What Effect Will Immigration Crackdowns Have On US Horse Racing Industry?
More raids would mean some tracks ‘could be very close to going out of business’
3 min

A mid-June raid of a Louisiana racetrack by the U.S. Immigration and Customs Enforcement (ICE) agency, which led to the arrest of more than 80 employees, resonated two months later as a topic of a panel discussion at Monday’s Saratoga Racing and Gaming Conference in Saratoga Springs, New York.
The arrests of Delta Downs Racetrack, Hotel and Casino employees — at least two of whom had criminal records, according to an ICE official — created an immediate staffing shortage at the track in Calcasieu Parish, Louisiana.
The panelists said that all racetrack operators should make a preemptive plan with the assumption that ICE will visit their properties sooner or later.
While there are a number of rationales for the immigration crackdowns, the panelists said that the notion that removing illegal residents will benefit American job-seekers is not applicable in terms of the horse racing industry.
“There is a myth out there that the only reason why an employer will hire foreign workers because it is cheap labor — and that couldn’t be further from the truth,” said L.J. D’Arrigo, an an attorney specializing in immigration law for the firm of Harris Beach Murtha. “A lot of times foreigners are required to be paid more than a U.S. worker, and most trainers will tell you they cannot find U.S. workers to do these jobs. We don’t want to shovel horse manure, we don’t want to work long hours in all weather and all temperatures. So who is going to do the work?”
Or as three-time New York Breeders Association winner Gary Contessa more colorfully put it, “Would you like to clean horse s*** at 4 o’clock in the morning in the pouring rain? Americans do not want what I call ‘dirty jobs.'”
Different jobs, different times
The panel did not address the casino industry, where shoveling equine “leftovers” is not in the job description, but which also features quite a few manual labor intensive jobs that similarly would not be appealing to some American citizens.
Contessa said when he started working at Saratoga Racetrack 50 years ago — a time when there was no electricity in the barns, and neither heated nor chilled water — plenty of Americans wanted to work at the track. He added that, for example, if a groom did not show up one day in that era, he could make a phone call to the gate to let in the first of nearly a dozen hopefuls waiting outside the gate to serve as replacements.
“American labor wanted to work at a racetrack — it was a romantic job,” said Contessa, who opened his own stable in 2007. “Now, I haven’t seen an American employee looking for a job in the last 20 or 30 years.” Furthermore, Contessa explained, drug use among American racetrack workers is rampant.

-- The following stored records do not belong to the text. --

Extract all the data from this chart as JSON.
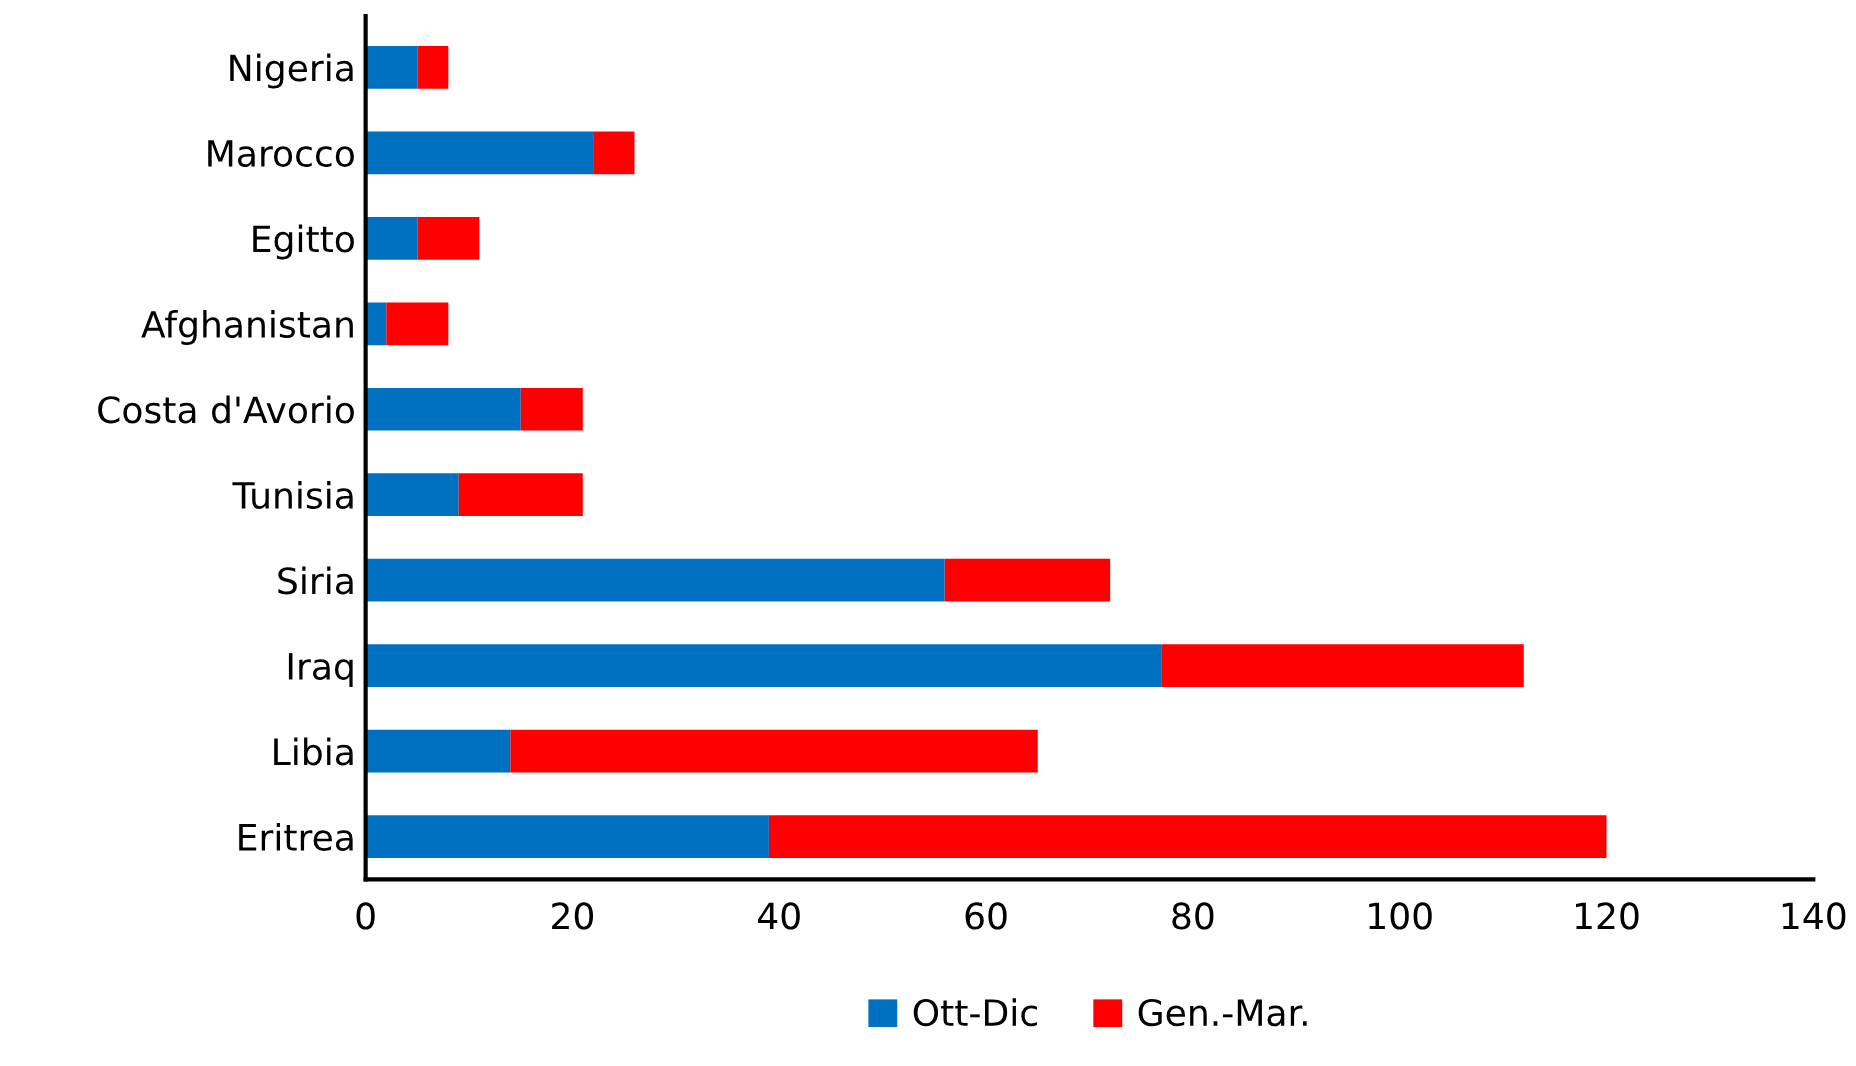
{
  "chart_data": {
    "type": "bar",
    "orientation": "horizontal",
    "stacked": true,
    "categories": [
      "Nigeria",
      "Marocco",
      "Egitto",
      "Afghanistan",
      "Costa d'Avorio",
      "Tunisia",
      "Siria",
      "Iraq",
      "Libia",
      "Eritrea"
    ],
    "series": [
      {
        "name": "Ott-Dic",
        "color": "#0070c0",
        "values": [
          5,
          22,
          5,
          2,
          15,
          9,
          56,
          77,
          14,
          39
        ]
      },
      {
        "name": "Gen.-Mar.",
        "color": "#ff0000",
        "values": [
          3,
          4,
          6,
          6,
          6,
          12,
          16,
          35,
          51,
          81
        ]
      }
    ],
    "xlim": [
      0,
      140
    ],
    "xticks": [
      0,
      20,
      40,
      60,
      80,
      100,
      120,
      140
    ],
    "grid": false,
    "legend": "bottom"
  }
}
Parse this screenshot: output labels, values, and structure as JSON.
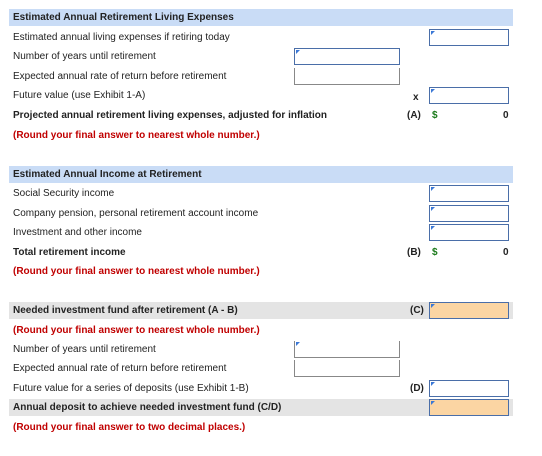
{
  "expenses": {
    "header": "Estimated Annual Retirement Living Expenses",
    "rows": [
      "Estimated annual living expenses if retiring today",
      "Number of years until retirement",
      "Expected annual rate of return before retirement",
      "Future value (use Exhibit 1-A)"
    ],
    "x_mark": "x",
    "projected_label": "Projected annual retirement living expenses, adjusted for inflation",
    "projected_letter": "(A)",
    "projected_currency": "$",
    "projected_value": "0",
    "round_note": "(Round your final answer to nearest whole number.)"
  },
  "income": {
    "header": "Estimated Annual Income at Retirement",
    "rows": [
      "Social Security income",
      "Company pension, personal retirement account income",
      "Investment and other income"
    ],
    "total_label": "Total retirement income",
    "total_letter": "(B)",
    "total_currency": "$",
    "total_value": "0",
    "round_note": "(Round your final answer to nearest whole number.)"
  },
  "needed": {
    "fund_label": "Needed investment fund after retirement (A - B)",
    "fund_letter": "(C)",
    "round_note": "(Round your final answer to nearest whole number.)",
    "rows": [
      "Number of years until retirement",
      "Expected annual rate of return before retirement",
      "Future value for a series of deposits (use Exhibit 1-B)"
    ],
    "fv_letter": "(D)",
    "deposit_label": "Annual deposit to achieve needed investment fund (C/D)",
    "deposit_note": "(Round your final answer to two decimal places.)"
  },
  "colors": {
    "header_bg": "#c9dcf6",
    "grey_bg": "#e4e4e4",
    "input_border": "#4a6ea8",
    "answer_fill": "#fbd5a3",
    "note_red": "#c00000"
  }
}
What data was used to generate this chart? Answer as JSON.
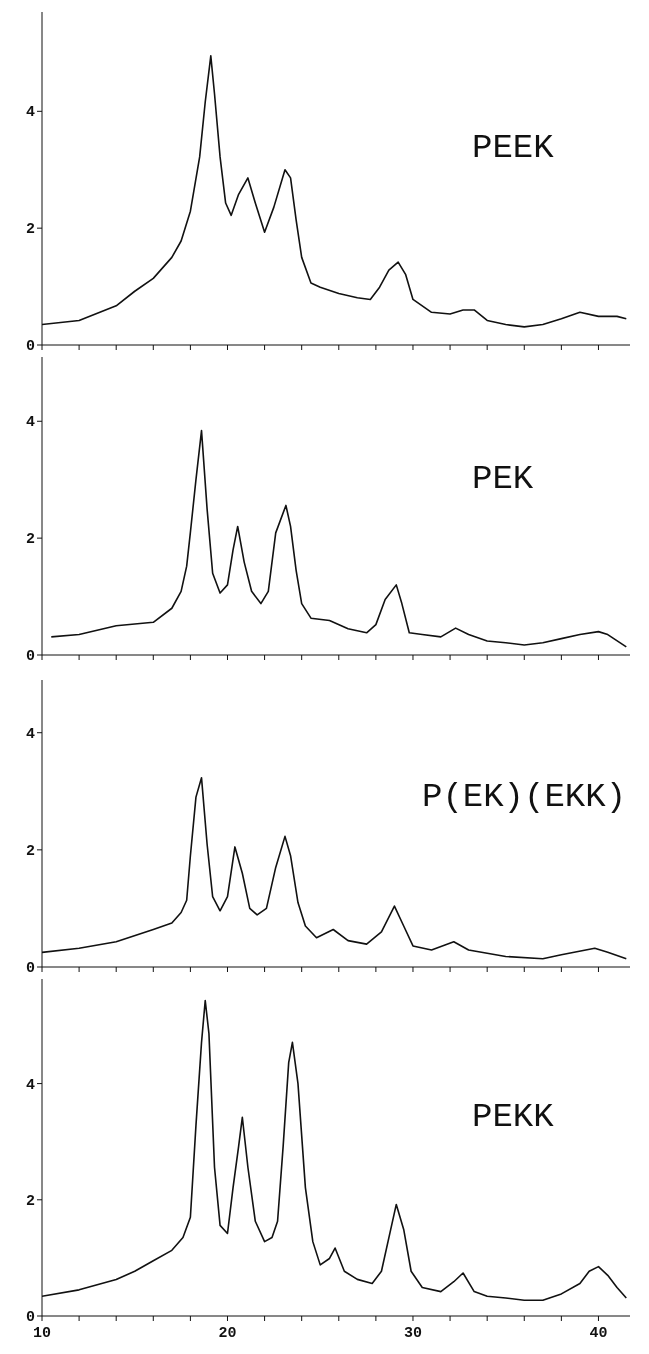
{
  "chart_data": [
    {
      "type": "line",
      "x": [
        10,
        12,
        14,
        15,
        16,
        17,
        17.5,
        18,
        18.5,
        18.8,
        19.1,
        19.3,
        19.6,
        19.9,
        20.2,
        20.6,
        21.1,
        21.5,
        22,
        22.5,
        23.1,
        23.4,
        23.7,
        24,
        24.5,
        25,
        26,
        27,
        27.7,
        28.2,
        28.7,
        29.2,
        29.6,
        30,
        31,
        32,
        32.7,
        33.3,
        34,
        35,
        36,
        37,
        38,
        39,
        40,
        41,
        41.5
      ],
      "series": [
        {
          "name": "PEEK",
          "color": "#111111",
          "values": [
            0.35,
            0.42,
            0.67,
            0.92,
            1.14,
            1.5,
            1.78,
            2.29,
            3.22,
            4.16,
            4.95,
            4.3,
            3.22,
            2.43,
            2.22,
            2.58,
            2.86,
            2.43,
            1.93,
            2.36,
            3.0,
            2.86,
            2.14,
            1.5,
            1.06,
            0.99,
            0.88,
            0.81,
            0.78,
            0.99,
            1.28,
            1.42,
            1.21,
            0.78,
            0.56,
            0.53,
            0.6,
            0.6,
            0.42,
            0.35,
            0.31,
            0.35,
            0.45,
            0.56,
            0.49,
            0.49,
            0.45
          ]
        }
      ],
      "xlim": [
        10,
        41.7
      ],
      "xticks": [
        10,
        {
          "value": 12,
          "label": null
        },
        {
          "value": 14,
          "label": null
        },
        {
          "value": 16,
          "label": null
        },
        {
          "value": 18,
          "label": null
        },
        20,
        {
          "value": 22,
          "label": null
        },
        {
          "value": 24,
          "label": null
        },
        {
          "value": 26,
          "label": null
        },
        {
          "value": 28,
          "label": null
        },
        30,
        {
          "value": 32,
          "label": null
        },
        {
          "value": 34,
          "label": null
        },
        {
          "value": 36,
          "label": null
        },
        {
          "value": 38,
          "label": null
        },
        40
      ],
      "ylim": [
        0,
        5.7
      ],
      "yticks": [
        0,
        2,
        4
      ],
      "tick_labels": "y",
      "grid": false,
      "legend": false,
      "marker": "none",
      "line_style": "solid"
    },
    {
      "type": "line",
      "x": [
        10.5,
        12,
        14,
        16,
        17,
        17.5,
        17.8,
        18,
        18.3,
        18.6,
        18.9,
        19.2,
        19.6,
        20,
        20.3,
        20.55,
        20.9,
        21.3,
        21.8,
        22.2,
        22.6,
        23.15,
        23.4,
        23.7,
        24,
        24.5,
        25.5,
        26.5,
        27.5,
        28,
        28.5,
        29.1,
        29.4,
        29.8,
        30.5,
        31.5,
        32.3,
        33,
        34,
        35,
        36,
        37,
        38,
        39,
        40,
        40.5,
        41.5
      ],
      "series": [
        {
          "name": "PEK",
          "color": "#111111",
          "values": [
            0.31,
            0.35,
            0.5,
            0.56,
            0.8,
            1.09,
            1.52,
            2.1,
            3.0,
            3.84,
            2.5,
            1.4,
            1.06,
            1.2,
            1.8,
            2.2,
            1.59,
            1.09,
            0.88,
            1.09,
            2.09,
            2.56,
            2.2,
            1.45,
            0.88,
            0.63,
            0.59,
            0.45,
            0.38,
            0.52,
            0.95,
            1.2,
            0.88,
            0.38,
            0.35,
            0.31,
            0.46,
            0.35,
            0.24,
            0.21,
            0.17,
            0.21,
            0.28,
            0.35,
            0.4,
            0.35,
            0.14
          ]
        }
      ],
      "xlim": [
        10,
        41.7
      ],
      "xticks": [
        10,
        {
          "value": 12,
          "label": null
        },
        {
          "value": 14,
          "label": null
        },
        {
          "value": 16,
          "label": null
        },
        {
          "value": 18,
          "label": null
        },
        20,
        {
          "value": 22,
          "label": null
        },
        {
          "value": 24,
          "label": null
        },
        {
          "value": 26,
          "label": null
        },
        {
          "value": 28,
          "label": null
        },
        30,
        {
          "value": 32,
          "label": null
        },
        {
          "value": 34,
          "label": null
        },
        {
          "value": 36,
          "label": null
        },
        {
          "value": 38,
          "label": null
        },
        40
      ],
      "ylim": [
        0,
        5.1
      ],
      "yticks": [
        0,
        2,
        4
      ],
      "tick_labels": "y",
      "grid": false,
      "legend": false,
      "marker": "none",
      "line_style": "solid"
    },
    {
      "type": "line",
      "x": [
        10,
        12,
        14,
        16,
        17,
        17.5,
        17.8,
        18,
        18.3,
        18.6,
        18.9,
        19.2,
        19.6,
        20,
        20.4,
        20.8,
        21.2,
        21.6,
        22.1,
        22.6,
        23.1,
        23.4,
        23.8,
        24.2,
        24.8,
        25.7,
        26.5,
        27.5,
        28.3,
        29,
        29.5,
        30,
        31,
        32.2,
        33,
        35,
        37,
        38,
        39.8,
        40.5,
        41.5
      ],
      "series": [
        {
          "name": "P(EK)(EKK)",
          "color": "#111111",
          "values": [
            0.25,
            0.32,
            0.43,
            0.64,
            0.75,
            0.93,
            1.14,
            1.9,
            2.9,
            3.23,
            2.1,
            1.2,
            0.96,
            1.2,
            2.05,
            1.6,
            1.0,
            0.89,
            1.0,
            1.7,
            2.23,
            1.9,
            1.1,
            0.7,
            0.5,
            0.64,
            0.45,
            0.39,
            0.6,
            1.04,
            0.7,
            0.36,
            0.29,
            0.43,
            0.29,
            0.18,
            0.14,
            0.21,
            0.32,
            0.25,
            0.14
          ]
        }
      ],
      "xlim": [
        10,
        41.7
      ],
      "xticks": [
        10,
        {
          "value": 12,
          "label": null
        },
        {
          "value": 14,
          "label": null
        },
        {
          "value": 16,
          "label": null
        },
        {
          "value": 18,
          "label": null
        },
        20,
        {
          "value": 22,
          "label": null
        },
        {
          "value": 24,
          "label": null
        },
        {
          "value": 26,
          "label": null
        },
        {
          "value": 28,
          "label": null
        },
        30,
        {
          "value": 32,
          "label": null
        },
        {
          "value": 34,
          "label": null
        },
        {
          "value": 36,
          "label": null
        },
        {
          "value": 38,
          "label": null
        },
        40
      ],
      "ylim": [
        0,
        4.9
      ],
      "yticks": [
        0,
        2,
        4
      ],
      "tick_labels": "y",
      "grid": false,
      "legend": false,
      "marker": "none",
      "line_style": "solid"
    },
    {
      "type": "line",
      "x": [
        10,
        12,
        14,
        15,
        16,
        17,
        17.6,
        18,
        18.3,
        18.6,
        18.8,
        19.0,
        19.3,
        19.6,
        20,
        20.3,
        20.6,
        20.8,
        21.1,
        21.5,
        22,
        22.4,
        22.7,
        23.0,
        23.3,
        23.5,
        23.8,
        24.2,
        24.6,
        25,
        25.5,
        25.8,
        26.3,
        27,
        27.8,
        28.3,
        28.8,
        29.1,
        29.5,
        29.9,
        30.5,
        31.5,
        32.2,
        32.7,
        33.3,
        34,
        35,
        36,
        37,
        38,
        39,
        39.5,
        40,
        40.5,
        41,
        41.5
      ],
      "series": [
        {
          "name": "PEKK",
          "color": "#111111",
          "values": [
            0.34,
            0.45,
            0.63,
            0.77,
            0.95,
            1.13,
            1.35,
            1.7,
            3.28,
            4.71,
            5.43,
            4.86,
            2.56,
            1.56,
            1.42,
            2.21,
            2.92,
            3.42,
            2.56,
            1.63,
            1.28,
            1.35,
            1.63,
            2.92,
            4.36,
            4.71,
            4.0,
            2.21,
            1.28,
            0.88,
            0.99,
            1.17,
            0.77,
            0.63,
            0.56,
            0.77,
            1.49,
            1.92,
            1.49,
            0.77,
            0.49,
            0.42,
            0.59,
            0.74,
            0.42,
            0.34,
            0.31,
            0.27,
            0.27,
            0.38,
            0.56,
            0.77,
            0.85,
            0.7,
            0.49,
            0.31
          ]
        }
      ],
      "xlim": [
        10,
        41.7
      ],
      "xticks": [
        10,
        {
          "value": 12,
          "label": null
        },
        {
          "value": 14,
          "label": null
        },
        {
          "value": 16,
          "label": null
        },
        {
          "value": 18,
          "label": null
        },
        20,
        {
          "value": 22,
          "label": null
        },
        {
          "value": 24,
          "label": null
        },
        {
          "value": 26,
          "label": null
        },
        {
          "value": 28,
          "label": null
        },
        30,
        {
          "value": 32,
          "label": null
        },
        {
          "value": 34,
          "label": null
        },
        {
          "value": 36,
          "label": null
        },
        {
          "value": 38,
          "label": null
        },
        40
      ],
      "ylim": [
        0,
        5.8
      ],
      "yticks": [
        0,
        2,
        4
      ],
      "grid": false,
      "legend": false,
      "marker": "none",
      "line_style": "solid"
    }
  ]
}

Nancy Underwood, the executive director for the Saratoga track’s Backstretch Employee Service Team (BEST), said that her group oversees residents of 750 dormitories that can house up to 1,300 people, and that some other employees live off-site.
The ongoing racetrack worker visa crunch
D’Arrigo said that each track should designate a response team — which could include legal counsel and security officials — that will be prepared to come to the track as soon as they hear news about an ICE raid, making sure that applicable federal laws are applied.
“I tell clients, ‘Good enough compliance is not good enough anymore’ — you have to be perfect [on paperwork], and that’s a tough showing to make,” D’Arrigo said. “Do a self-audit, because there are substantial penalties for violations” — up to $2,700 per each failure of oversight, he said.
Contessa estimated that it costs about $6,000 to $6,500 annually for each employee with an H-2B visa that allows American employers to hire season workers for non-agricultural jobs.
“As an employer, I have to pay their travel back and forth; I have to provide living quarters; I have to tell them how and where they are going to get fed,” Contessa said of his staff.
Another requirement is that the job openings be listed in the local media, which Contessa said realistically is an exercise in futility.
Another challenge, said D’Arrigo, is that “we don’t have a lot of work visas in the U.S. Most of our work visas are for professional positions. The H-2B program is a lifeline for many seasonal sectors. The problem with that is they are extremely limited. We have 33,000 to go around for April and 33,000 to go around for October — and the government will receive over 300,000 applications for an April 1 start date.”
Contessa said that restaurant owners, landscapers, and many other seasonal industries are competing with the horsemen for those scarce visas. So he said he was not surprised that a smaller racetrack like Delta Downs would have employed so many illegal workers, because of the annual expense of obtaining the visas and maintaining extensive procedural compliance practices.
“That’s what happens when you don’t have the level of purses that New York, or Kentucky, or California have,” Contessa said.
In response to an audience question, Contessa said, “I do believe there are tracks out there where if a screw was tightened on them, and [ICE] really pushed against immigrants without the proper paperwork, I think they could be very close to going out of business. It’s very difficult to get help — especially documented help.
“Horse racing could not survive today without the H-2B visa program,” Contessa concluded. “This [immigration enforcement crackdown] seems like the beginning of the iceberg — no pun intended.”